Review ·

On their previous releases, Chicago’s the M’s sounded like the second coming of Marc Bolan, but instead of playing songs about Jeeps, he played songs from the Ray Davies songbook. On their third album, Real Close Ones, the band sound beholden to a different genre all together: psychedelia, but not the Beatles brand, the Dave Fridmann/Flaming Lips brand (which coincidentally, borrows heavily from the pomp and circumstance of glam). And while the genre switch isn’t like switching from neo-soul to Norwegian black metal, the band both succeeds and struggles with the transition.


The album opens with fuzzed-out rocker, “Big Sound,” the track that launches the M’s new aesthetic: high-strung vocals sung underneath tape-hiss-heavy instrumentation that sounds half like Dr. Dog and the other half Elf Power. The track personifies everything the band gets right about psychedelia (the vocals that sound like they’re sung from deep inside a tie-dye shirt, the happy but disorienting riffs) without sounding like a mere tribute act.

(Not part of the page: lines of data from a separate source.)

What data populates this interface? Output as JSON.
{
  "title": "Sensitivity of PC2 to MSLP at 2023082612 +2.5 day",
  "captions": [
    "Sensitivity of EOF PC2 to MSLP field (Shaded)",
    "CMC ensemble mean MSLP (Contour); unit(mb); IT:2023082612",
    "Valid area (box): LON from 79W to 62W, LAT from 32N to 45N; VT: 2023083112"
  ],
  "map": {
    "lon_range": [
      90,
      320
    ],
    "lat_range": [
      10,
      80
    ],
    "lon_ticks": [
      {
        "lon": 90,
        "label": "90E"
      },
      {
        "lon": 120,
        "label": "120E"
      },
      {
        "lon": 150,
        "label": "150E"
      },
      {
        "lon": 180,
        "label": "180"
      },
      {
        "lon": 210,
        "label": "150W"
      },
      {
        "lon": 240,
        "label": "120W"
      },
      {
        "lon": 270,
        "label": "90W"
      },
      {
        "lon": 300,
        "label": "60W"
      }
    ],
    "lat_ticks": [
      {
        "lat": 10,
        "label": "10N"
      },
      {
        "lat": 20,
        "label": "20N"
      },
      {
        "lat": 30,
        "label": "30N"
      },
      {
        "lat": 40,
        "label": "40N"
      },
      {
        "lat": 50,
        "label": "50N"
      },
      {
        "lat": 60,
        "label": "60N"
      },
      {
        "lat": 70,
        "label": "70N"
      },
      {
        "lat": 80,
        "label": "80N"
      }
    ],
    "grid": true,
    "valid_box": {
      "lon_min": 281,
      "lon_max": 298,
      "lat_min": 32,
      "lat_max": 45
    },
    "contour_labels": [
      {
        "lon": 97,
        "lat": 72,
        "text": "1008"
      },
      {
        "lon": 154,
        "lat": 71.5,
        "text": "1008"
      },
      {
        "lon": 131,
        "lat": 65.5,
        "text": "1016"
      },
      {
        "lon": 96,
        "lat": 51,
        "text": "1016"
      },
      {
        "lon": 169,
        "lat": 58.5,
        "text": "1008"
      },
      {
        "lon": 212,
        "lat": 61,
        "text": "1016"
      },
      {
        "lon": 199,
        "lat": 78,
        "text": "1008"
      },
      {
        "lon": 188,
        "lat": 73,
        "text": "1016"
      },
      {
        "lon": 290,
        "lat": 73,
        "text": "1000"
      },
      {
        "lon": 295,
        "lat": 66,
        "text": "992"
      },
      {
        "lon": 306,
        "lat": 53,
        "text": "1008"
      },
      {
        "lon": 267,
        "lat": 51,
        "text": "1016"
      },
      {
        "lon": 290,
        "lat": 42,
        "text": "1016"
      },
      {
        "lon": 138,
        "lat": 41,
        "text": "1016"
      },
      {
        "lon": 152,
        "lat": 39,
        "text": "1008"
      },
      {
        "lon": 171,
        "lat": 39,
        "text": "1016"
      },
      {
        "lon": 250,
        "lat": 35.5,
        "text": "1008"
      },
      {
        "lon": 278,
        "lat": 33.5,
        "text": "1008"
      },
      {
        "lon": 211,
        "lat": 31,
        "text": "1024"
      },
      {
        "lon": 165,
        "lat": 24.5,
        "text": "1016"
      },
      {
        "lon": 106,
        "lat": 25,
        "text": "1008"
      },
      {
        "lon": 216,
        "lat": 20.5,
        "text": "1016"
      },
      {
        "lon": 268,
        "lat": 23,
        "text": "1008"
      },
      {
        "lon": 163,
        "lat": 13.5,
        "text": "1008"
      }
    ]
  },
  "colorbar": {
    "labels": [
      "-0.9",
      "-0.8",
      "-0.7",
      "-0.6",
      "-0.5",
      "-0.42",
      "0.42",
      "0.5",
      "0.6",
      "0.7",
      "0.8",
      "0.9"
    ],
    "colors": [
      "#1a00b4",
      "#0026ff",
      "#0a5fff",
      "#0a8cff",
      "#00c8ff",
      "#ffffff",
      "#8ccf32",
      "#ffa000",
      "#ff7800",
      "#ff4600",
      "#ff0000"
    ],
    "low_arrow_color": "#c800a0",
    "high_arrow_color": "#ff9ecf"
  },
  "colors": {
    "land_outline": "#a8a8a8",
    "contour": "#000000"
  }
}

Ditto for the ambling “Get Your Shit Together” (a song way better than the title would suggest), the Blitzen Trapper-like “Naked,” and the stomping “Bros in Arms.”     

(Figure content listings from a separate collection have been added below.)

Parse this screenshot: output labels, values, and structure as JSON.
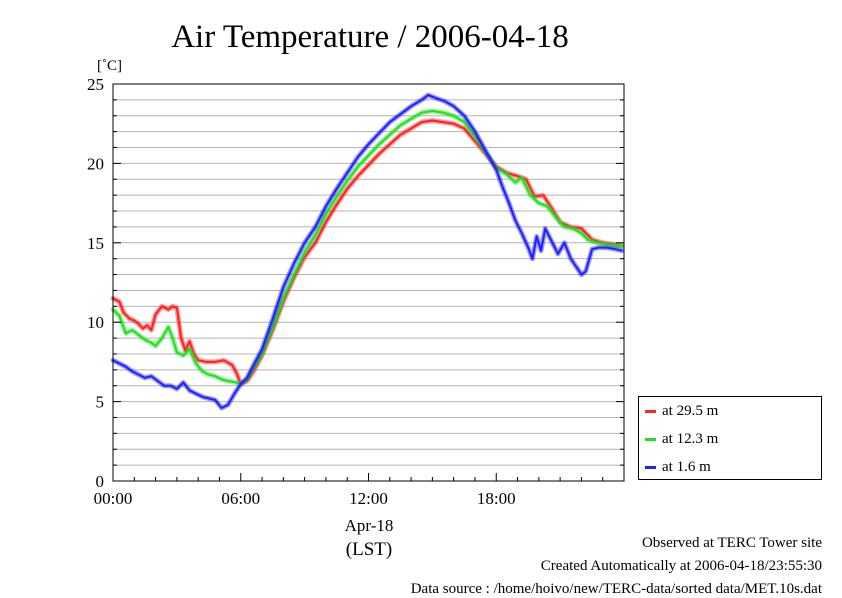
{
  "chart_data": {
    "type": "line",
    "title": "Air Temperature / 2006-04-18",
    "yunit": "[˚C]",
    "xlabel_date": "Apr-18",
    "xlabel_tz": "(LST)",
    "xlim": [
      0,
      24
    ],
    "ylim": [
      0,
      25
    ],
    "x_ticks": [
      0,
      6,
      12,
      18
    ],
    "x_tick_labels": [
      "00:00",
      "06:00",
      "12:00",
      "18:00"
    ],
    "y_ticks": [
      0,
      5,
      10,
      15,
      20,
      25
    ],
    "y_tick_labels": [
      "0",
      "5",
      "10",
      "15",
      "20",
      "25"
    ],
    "grid": true,
    "legend_position": "outside-right-bottom",
    "series": [
      {
        "name": "at 29.5 m",
        "color": "#ff2020",
        "points": [
          [
            0.0,
            11.5
          ],
          [
            0.3,
            11.3
          ],
          [
            0.5,
            10.6
          ],
          [
            0.8,
            10.2
          ],
          [
            1.0,
            10.1
          ],
          [
            1.2,
            9.9
          ],
          [
            1.4,
            9.6
          ],
          [
            1.6,
            9.8
          ],
          [
            1.8,
            9.5
          ],
          [
            2.0,
            10.5
          ],
          [
            2.3,
            11.0
          ],
          [
            2.6,
            10.8
          ],
          [
            2.8,
            11.0
          ],
          [
            3.0,
            10.9
          ],
          [
            3.2,
            9.0
          ],
          [
            3.4,
            8.2
          ],
          [
            3.6,
            8.8
          ],
          [
            3.8,
            8.0
          ],
          [
            4.0,
            7.6
          ],
          [
            4.4,
            7.5
          ],
          [
            4.8,
            7.5
          ],
          [
            5.2,
            7.6
          ],
          [
            5.6,
            7.3
          ],
          [
            5.8,
            6.8
          ],
          [
            6.0,
            6.1
          ],
          [
            6.3,
            6.3
          ],
          [
            6.6,
            6.9
          ],
          [
            7.0,
            7.9
          ],
          [
            7.5,
            9.5
          ],
          [
            8.0,
            11.3
          ],
          [
            8.5,
            12.8
          ],
          [
            9.0,
            14.1
          ],
          [
            9.5,
            15.0
          ],
          [
            10.0,
            16.3
          ],
          [
            10.5,
            17.4
          ],
          [
            11.0,
            18.4
          ],
          [
            11.5,
            19.2
          ],
          [
            12.0,
            19.9
          ],
          [
            12.5,
            20.6
          ],
          [
            13.0,
            21.2
          ],
          [
            13.5,
            21.8
          ],
          [
            14.0,
            22.2
          ],
          [
            14.5,
            22.6
          ],
          [
            15.0,
            22.7
          ],
          [
            15.5,
            22.6
          ],
          [
            16.0,
            22.5
          ],
          [
            16.5,
            22.2
          ],
          [
            17.0,
            21.4
          ],
          [
            17.5,
            20.6
          ],
          [
            18.0,
            19.8
          ],
          [
            18.5,
            19.4
          ],
          [
            19.0,
            19.2
          ],
          [
            19.4,
            19.0
          ],
          [
            19.8,
            17.9
          ],
          [
            20.2,
            18.0
          ],
          [
            20.6,
            17.2
          ],
          [
            21.0,
            16.3
          ],
          [
            21.5,
            16.0
          ],
          [
            22.0,
            15.9
          ],
          [
            22.5,
            15.2
          ],
          [
            23.0,
            15.0
          ],
          [
            23.5,
            14.9
          ],
          [
            23.9,
            14.8
          ]
        ]
      },
      {
        "name": "at 12.3 m",
        "color": "#20e020",
        "points": [
          [
            0.0,
            10.8
          ],
          [
            0.3,
            10.4
          ],
          [
            0.6,
            9.3
          ],
          [
            0.9,
            9.5
          ],
          [
            1.2,
            9.2
          ],
          [
            1.5,
            8.9
          ],
          [
            1.8,
            8.7
          ],
          [
            2.0,
            8.5
          ],
          [
            2.3,
            9.0
          ],
          [
            2.6,
            9.7
          ],
          [
            2.8,
            9.0
          ],
          [
            3.0,
            8.1
          ],
          [
            3.3,
            7.9
          ],
          [
            3.6,
            8.3
          ],
          [
            3.9,
            7.4
          ],
          [
            4.2,
            6.9
          ],
          [
            4.5,
            6.7
          ],
          [
            4.8,
            6.6
          ],
          [
            5.1,
            6.4
          ],
          [
            5.4,
            6.3
          ],
          [
            5.8,
            6.2
          ],
          [
            6.0,
            6.1
          ],
          [
            6.3,
            6.4
          ],
          [
            6.6,
            7.1
          ],
          [
            7.0,
            8.0
          ],
          [
            7.5,
            9.7
          ],
          [
            8.0,
            11.5
          ],
          [
            8.5,
            13.0
          ],
          [
            9.0,
            14.4
          ],
          [
            9.5,
            15.5
          ],
          [
            10.0,
            16.8
          ],
          [
            10.5,
            17.9
          ],
          [
            11.0,
            18.9
          ],
          [
            11.5,
            19.8
          ],
          [
            12.0,
            20.5
          ],
          [
            12.5,
            21.2
          ],
          [
            13.0,
            21.8
          ],
          [
            13.5,
            22.4
          ],
          [
            14.0,
            22.8
          ],
          [
            14.5,
            23.2
          ],
          [
            15.0,
            23.3
          ],
          [
            15.5,
            23.2
          ],
          [
            16.0,
            23.0
          ],
          [
            16.5,
            22.6
          ],
          [
            17.0,
            21.7
          ],
          [
            17.5,
            20.7
          ],
          [
            18.0,
            19.7
          ],
          [
            18.5,
            19.3
          ],
          [
            18.9,
            18.8
          ],
          [
            19.2,
            19.1
          ],
          [
            19.6,
            18.0
          ],
          [
            20.0,
            17.5
          ],
          [
            20.4,
            17.3
          ],
          [
            20.8,
            16.6
          ],
          [
            21.2,
            16.0
          ],
          [
            21.6,
            15.9
          ],
          [
            22.0,
            15.6
          ],
          [
            22.3,
            15.2
          ],
          [
            22.7,
            15.0
          ],
          [
            23.2,
            14.9
          ],
          [
            23.6,
            14.8
          ],
          [
            23.9,
            14.8
          ]
        ]
      },
      {
        "name": "at 1.6 m",
        "color": "#2020ff",
        "points": [
          [
            0.0,
            7.6
          ],
          [
            0.3,
            7.4
          ],
          [
            0.6,
            7.2
          ],
          [
            0.9,
            6.9
          ],
          [
            1.2,
            6.7
          ],
          [
            1.5,
            6.5
          ],
          [
            1.8,
            6.6
          ],
          [
            2.1,
            6.3
          ],
          [
            2.4,
            6.0
          ],
          [
            2.7,
            6.0
          ],
          [
            3.0,
            5.8
          ],
          [
            3.3,
            6.2
          ],
          [
            3.6,
            5.7
          ],
          [
            3.9,
            5.5
          ],
          [
            4.2,
            5.3
          ],
          [
            4.5,
            5.2
          ],
          [
            4.8,
            5.1
          ],
          [
            5.1,
            4.6
          ],
          [
            5.4,
            4.8
          ],
          [
            5.7,
            5.5
          ],
          [
            6.0,
            6.1
          ],
          [
            6.3,
            6.5
          ],
          [
            6.6,
            7.3
          ],
          [
            7.0,
            8.3
          ],
          [
            7.5,
            10.2
          ],
          [
            8.0,
            12.2
          ],
          [
            8.5,
            13.7
          ],
          [
            9.0,
            15.0
          ],
          [
            9.5,
            16.0
          ],
          [
            10.0,
            17.3
          ],
          [
            10.5,
            18.4
          ],
          [
            11.0,
            19.4
          ],
          [
            11.5,
            20.4
          ],
          [
            12.0,
            21.2
          ],
          [
            12.5,
            21.9
          ],
          [
            13.0,
            22.6
          ],
          [
            13.5,
            23.1
          ],
          [
            14.0,
            23.6
          ],
          [
            14.5,
            24.0
          ],
          [
            14.8,
            24.3
          ],
          [
            15.2,
            24.1
          ],
          [
            15.6,
            23.9
          ],
          [
            16.0,
            23.6
          ],
          [
            16.5,
            23.0
          ],
          [
            17.0,
            22.0
          ],
          [
            17.5,
            20.8
          ],
          [
            18.0,
            19.6
          ],
          [
            18.3,
            18.5
          ],
          [
            18.6,
            17.5
          ],
          [
            18.9,
            16.4
          ],
          [
            19.2,
            15.6
          ],
          [
            19.5,
            14.7
          ],
          [
            19.7,
            14.0
          ],
          [
            19.9,
            15.4
          ],
          [
            20.1,
            14.5
          ],
          [
            20.3,
            15.9
          ],
          [
            20.6,
            15.1
          ],
          [
            20.9,
            14.3
          ],
          [
            21.2,
            15.0
          ],
          [
            21.5,
            14.0
          ],
          [
            21.8,
            13.4
          ],
          [
            22.0,
            13.0
          ],
          [
            22.2,
            13.2
          ],
          [
            22.5,
            14.6
          ],
          [
            22.8,
            14.7
          ],
          [
            23.2,
            14.7
          ],
          [
            23.6,
            14.6
          ],
          [
            23.9,
            14.5
          ]
        ]
      }
    ]
  },
  "footer": {
    "line1": "Observed at TERC Tower site",
    "line2": "Created Automatically at 2006-04-18/23:55:30",
    "line3": "Data source : /home/hoivo/new/TERC-data/sorted  data/MET.10s.dat"
  }
}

When the band struggle to make their new genre compelling, the results are pretty unmoving. The slow waltz and tempered dynamics of “Breakfast Score” refuse to connect, leading into the Soft Bulletin-sounding “Pigs Fly,” which builds and dissipates over its three minutes without going anywhere. On the album’s worst track, “Impossible View,” the M’s cease sounding like a revived Elf Power for one track in order to sound like a Guess Who tribute band.


On their self-titled debut (released on Brilliante in 2004), the M’s sounded like a tentative group of glam-rock imitators, and on their 2006 follow-up, Future Women, the band were more self-assured in their conquering of the glam-rock pastiche. The move into their new genre is nothing but a status assurer; they do nothing here that stretches them beyond what they've already done. On Real Close Ones, the M’s sound like a slightly older version of the band that made their first album. Sure they’re really good, but they're too pensive to make the step up to the big leagues.